Soon after O’Neill’s trip, Porat disbanded his internal rankings group to keep closer control of the data, appointing O’Neill as the sole provider of the information to U.S. News with assistance from Professor Gottlieb. The dean obviously felt he could trust both of them. He had personally hired O’Neill in late 2010, and he had written the forward for Gottleib’s book on Excel, noting that he had personally known Dr. Gottlieb for several years and can attest to his deep knowledge in this field.” Gottlieb, moreover, was generously paid at Fox, earning $176,000 a year as a professor at the school. The professor began attending meetings of the ranking committee after joining the school’s faculty in 2009. Gottlieb had studied the U.S. News methodology, using his expertise to do regression analysis on the ranking.

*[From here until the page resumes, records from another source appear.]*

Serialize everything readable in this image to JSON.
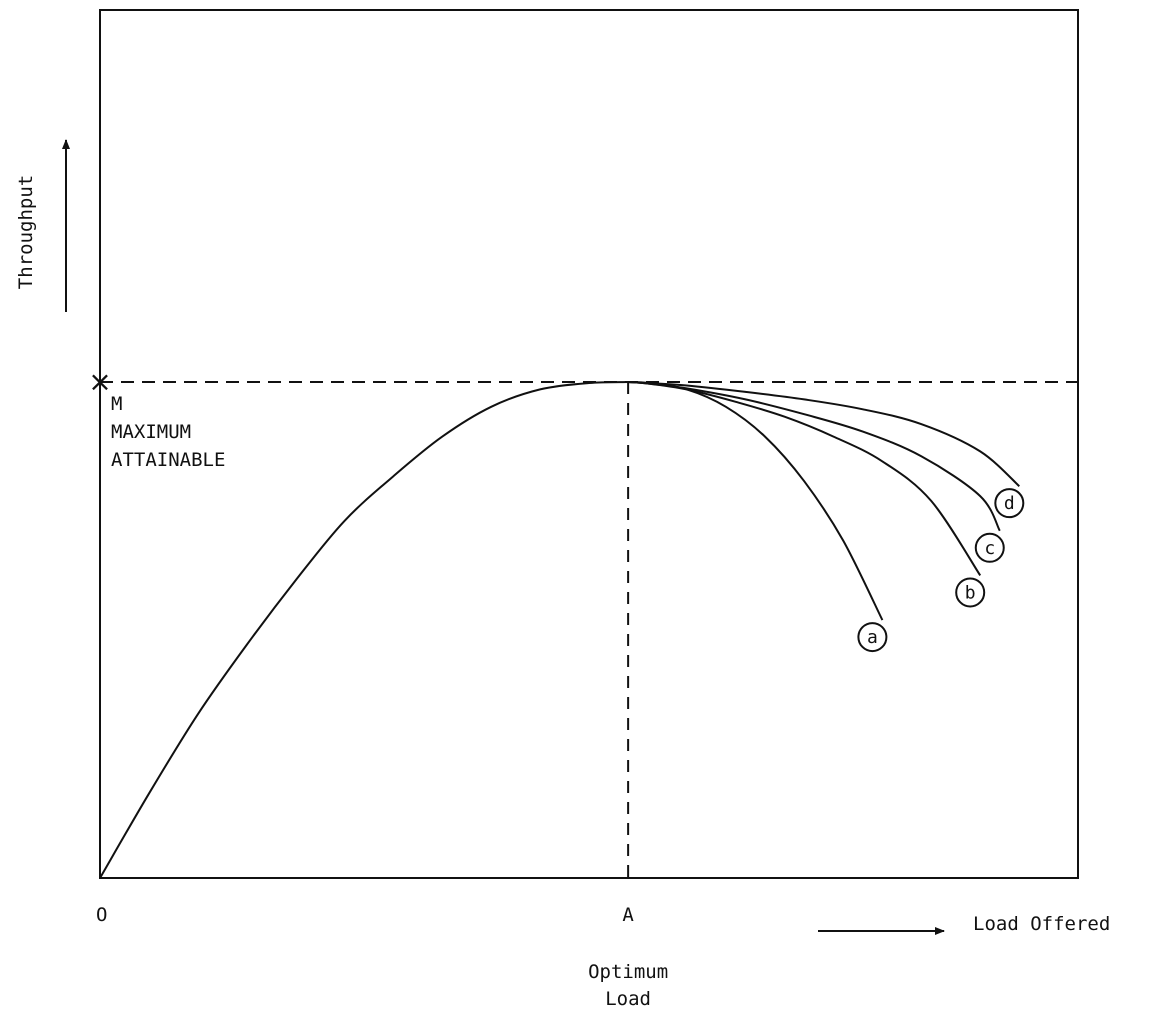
{
  "chart_data": {
    "type": "line",
    "ylabel": "Throughput",
    "xlabel": "Load Offered",
    "origin_label": "O",
    "optimum": {
      "tick_label": "A",
      "caption_line1": "Optimum",
      "caption_line2": "Load",
      "x": 0.54
    },
    "maximum": {
      "marker": "×",
      "label_line1": "M",
      "label_line2": "MAXIMUM",
      "label_line3": "ATTAINABLE",
      "y": 1.0
    },
    "xlim": [
      0,
      1
    ],
    "ylim": [
      0,
      1.75
    ],
    "grid": false,
    "legend": "none",
    "main_curve": {
      "x": [
        0,
        0.05,
        0.1,
        0.15,
        0.2,
        0.25,
        0.3,
        0.35,
        0.4,
        0.45,
        0.5,
        0.54
      ],
      "y": [
        0,
        0.17,
        0.33,
        0.47,
        0.6,
        0.72,
        0.81,
        0.89,
        0.95,
        0.985,
        0.998,
        1.0
      ]
    },
    "series": [
      {
        "name": "a",
        "x": [
          0.54,
          0.56,
          0.6,
          0.64,
          0.68,
          0.72,
          0.76,
          0.8
        ],
        "y": [
          1.0,
          0.998,
          0.985,
          0.95,
          0.89,
          0.8,
          0.68,
          0.52
        ]
      },
      {
        "name": "b",
        "x": [
          0.54,
          0.56,
          0.6,
          0.65,
          0.7,
          0.75,
          0.8,
          0.85,
          0.9
        ],
        "y": [
          1.0,
          0.997,
          0.985,
          0.96,
          0.93,
          0.89,
          0.84,
          0.76,
          0.61
        ]
      },
      {
        "name": "c",
        "x": [
          0.54,
          0.56,
          0.6,
          0.66,
          0.72,
          0.78,
          0.84,
          0.9,
          0.92
        ],
        "y": [
          1.0,
          0.997,
          0.987,
          0.965,
          0.935,
          0.9,
          0.85,
          0.77,
          0.7
        ]
      },
      {
        "name": "d",
        "x": [
          0.54,
          0.56,
          0.6,
          0.66,
          0.72,
          0.78,
          0.84,
          0.9,
          0.94
        ],
        "y": [
          1.0,
          0.998,
          0.993,
          0.98,
          0.965,
          0.945,
          0.915,
          0.86,
          0.79
        ]
      }
    ]
  }
}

Fox would do better the following year, in early 2014, when its Online MBA program rose to a rank of ninth place. When the time came to submit the school’s newest data during the summer of 2014, O’Neill had bad news for the dean. The percentage of new students with GMAT scores had fallen further to just eight of 70 entrants, now 11.4% of the new cohort, below the year-earlier number of 25% and still well under U.S. News‘ 75% threshold. She told the dean, according to the indictment, that if Fox reported those numbers, U.S. News would not fully credit the school for the average GMAT score. But if Fox told U.S. News that all 70 students had been admitted with a test, Fox would get 100% credit for its class average and would climb in the rankings.